"Un risque de casser la dynamique" : la fin du masque dans les transports est-elle pertinente ?

Propos recueillis par Idèr Nabili
Publié le 15 mai 2022 à 15h07, mis à jour le 16 mai 2022 à 9h50

Source : JT 20h WE

À compter de ce lundi 16 mai, le masque n'est plus obligatoire dans les transports en commun, mais seulement "recommandé".
Pour le Dr Benjamin Davido, infectiologue, cette décision "est précipitée" et présente des risques. Entretien.

Il règne comme un parfum de monde d'avant sur le pays. Depuis ce lundi, les Français ne sont plus obligés de porter le masque dans les transports en commun, ainsi que l'a décidé le gouvernement. Se couvrir le nez et le visage, geste imposé depuis deux ans, n'est désormais plus que "recommandé" dans les bus, trains ou métros, comme l'a affirmé ces derniers jours le ministre de la Santé, Olivier Véran.

Une décision qui intervient deux mois après la suspension du pass vaccinal, et marque la fin des restrictions contre le Covid-19, hormis dans les services de santé. Mais est-elle judicieuse et justifiée scientifiquement ? Peut-elle entraîner un rebond épidémique ? Le Dr Benjamin Davido, infectiologue à l'hôpital Raymond-Poincaré de Garches (Hauts-de-Seine), répond à TF1info.

Dès ce lundi, les Français peuvent tomber le masque dans les transports. Bonne idée ?

Je trouve que cette décision est politique plus que scientifique. N'oublions pas qu'il s'agit d'une pandémie, et non d'une épidémie française. Il ne suffit pas de décider que la pandémie est terminée pour qu'elle le soit vraiment. La fin du masque obligatoire dans les transports me semble précipitée et ne dépend d'aucun indicateur. Elle aurait pu être conditionnée à une circulation du virus extrêmement basse.

Décider que le 16 mai marque la fin des gestes barrières est une chimère, n'oublions pas l'aspect psychologique qui peut en découler
Dr Benjamin Davido

La France enregistre en moyenne 36.000 cas par jour, contre plus de 140.000 début avril. Fallait-il encore patienter ?

Oui, nous aurions pu jouer la carte de la prudence et attendre la mi-juin, de nous situer en dessous des 10.000 cas quotidiens. À cette échéance, avec le début des départs en vacances, il y aura moins de monde dans les transports des grandes agglomérations. La probabilité de créer des clusters y sera alors moins forte.

La fin du masque dans les transports peut-elle provoquer un rebond épidémique ?

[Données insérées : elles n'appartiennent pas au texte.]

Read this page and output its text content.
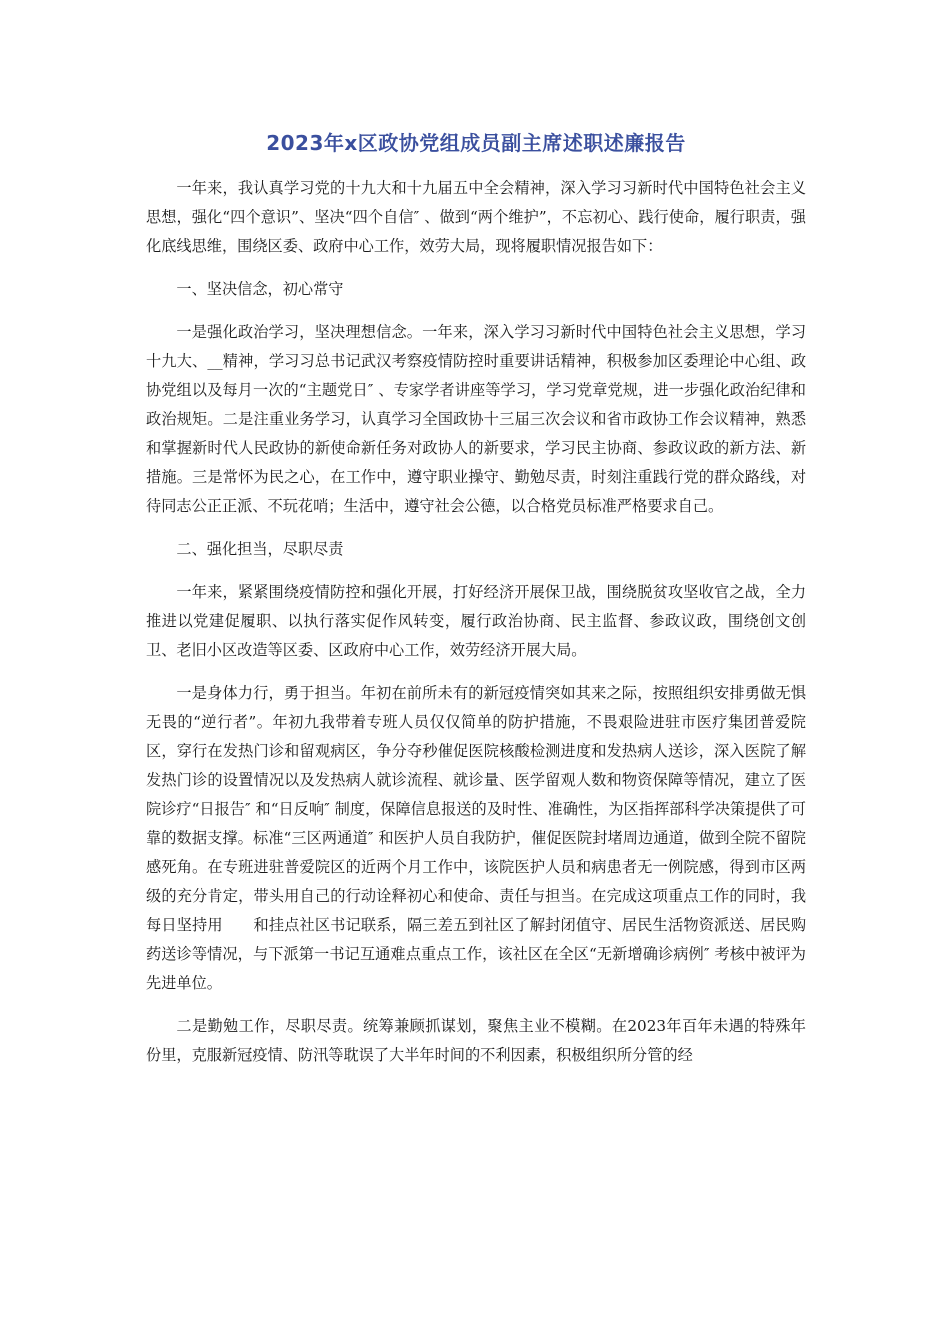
2023年x区政协党组成员副主席述职述廉报告

一年来，我认真学习党的十九大和十九届五中全会精神，深入学习习新时代中国特色社会主义思想，强化“四个意识”、坚决“四个自信″ 、做到“两个维护”，不忘初心、践行使命，履行职责，强化底线思维，围绕区委、政府中心工作，效劳大局，现将履职情况报告如下：

一、坚决信念，初心常守

一是强化政治学习，坚决理想信念。一年来，深入学习习新时代中国特色社会主义思想，学习十九大、__精神，学习习总书记武汉考察疫情防控时重要讲话精神，积极参加区委理论中心组、政协党组以及每月一次的“主题党日″ 、专家学者讲座等学习，学习党章党规，进一步强化政治纪律和政治规矩。二是注重业务学习，认真学习全国政协十三届三次会议和省市政协工作会议精神，熟悉和掌握新时代人民政协的新使命新任务对政协人的新要求，学习民主协商、参政议政的新方法、新措施。三是常怀为民之心，在工作中，遵守职业操守、勤勉尽责，时刻注重践行党的群众路线，对待同志公正正派、不玩花哨；生活中，遵守社会公德，以合格党员标准严格要求自己。

二、强化担当，尽职尽责

一年来，紧紧围绕疫情防控和强化开展，打好经济开展保卫战，围绕脱贫攻坚收官之战，全力推进以党建促履职、以执行落实促作风转变，履行政治协商、民主监督、参政议政，围绕创文创卫、老旧小区改造等区委、区政府中心工作，效劳经济开展大局。

一是身体力行，勇于担当。年初在前所未有的新冠疫情突如其来之际，按照组织安排勇做无惧无畏的“逆行者”。年初九我带着专班人员仅仅简单的防护措施，不畏艰险进驻市医疗集团普爱院区，穿行在发热门诊和留观病区，争分夺秒催促医院核酸检测进度和发热病人送诊，深入医院了解发热门诊的设置情况以及发热病人就诊流程、就诊量、医学留观人数和物资保障等情况，建立了医院诊疗“日报告″ 和“日反响″ 制度，保障信息报送的及时性、准确性，为区指挥部科学决策提供了可靠的数据支撑。标准“三区两通道″ 和医护人员自我防护，催促医院封堵周边通道，做到全院不留院感死角。在专班进驻普爱院区的近两个月工作中，该院医护人员和病患者无一例院感，得到市区两级的充分肯定，带头用自己的行动诠释初心和使命、责任与担当。在完成这项重点工作的同时，我每日坚持用　　和挂点社区书记联系，隔三差五到社区了解封闭值守、居民生活物资派送、居民购药送诊等情况，与下派第一书记互通难点重点工作，该社区在全区“无新增确诊病例″ 考核中被评为先进单位。

二是勤勉工作，尽职尽责。统筹兼顾抓谋划，聚焦主业不模糊。在2023年百年未遇的特殊年份里，克服新冠疫情、防汛等耽误了大半年时间的不利因素，积极组织所分管的经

Je ne pense pas que "rebond épidémique" soit le bon terme, mais cela risque de casser la dynamique très favorable des dernières semaines, y compris à l'hôpital, avec une baisse constante des indicateurs. Enlever le masque peut réactiver une circulation virale, un bruit de fond assez élevé autour de 30 ou 40.000 contaminations quotidiennes. Ce qui n'est pas forcément nécessaire à l'heure où des foyers de contaminations se rallument en Asie et en Afrique australe. Décider que le 16 mai marque la fin des gestes barrières avec le Covid-19 est une chimère, n'oublions pas l'aspect psychologique qui peut en découler.

C'est-à-dire ?

À partir de ce lundi, il n'y a plus besoin d'avoir le masque dans la poche, puisqu'il n'est imposé nulle part, à l'exception des hôpitaux. C'est une révolution, cela revient à considérer que la pandémie est terminée, comme après le premier confinement en mai 2020. Le retour de bâton avait été extrêmement difficile avec la deuxième vague, car remettre en place des mesures est compliqué. Ce choix sera lourd de conséquences en cas de menace à l'automne.

Conseillez-vous donc aux Français de rester masqués dans les transports ?

Je n'ai pas l'impression que le masque était insupportable et vécu comme une restriction dans les transports, au contraire. Il est extrêmement efficace lorsque tout le monde le porte, puisque la quantité virale en circulation y est faible. À partir du moment où une partie de la population n'est pas masquée, l'effet de groupe est perdu : une étude du British Medical Journal montre que le masque mis à la hâte n'a que 54% d'efficacité. Cela reste toutefois une barrière de protection. Dans un métro bondé, je pense que les Français feront l'effort de le porter.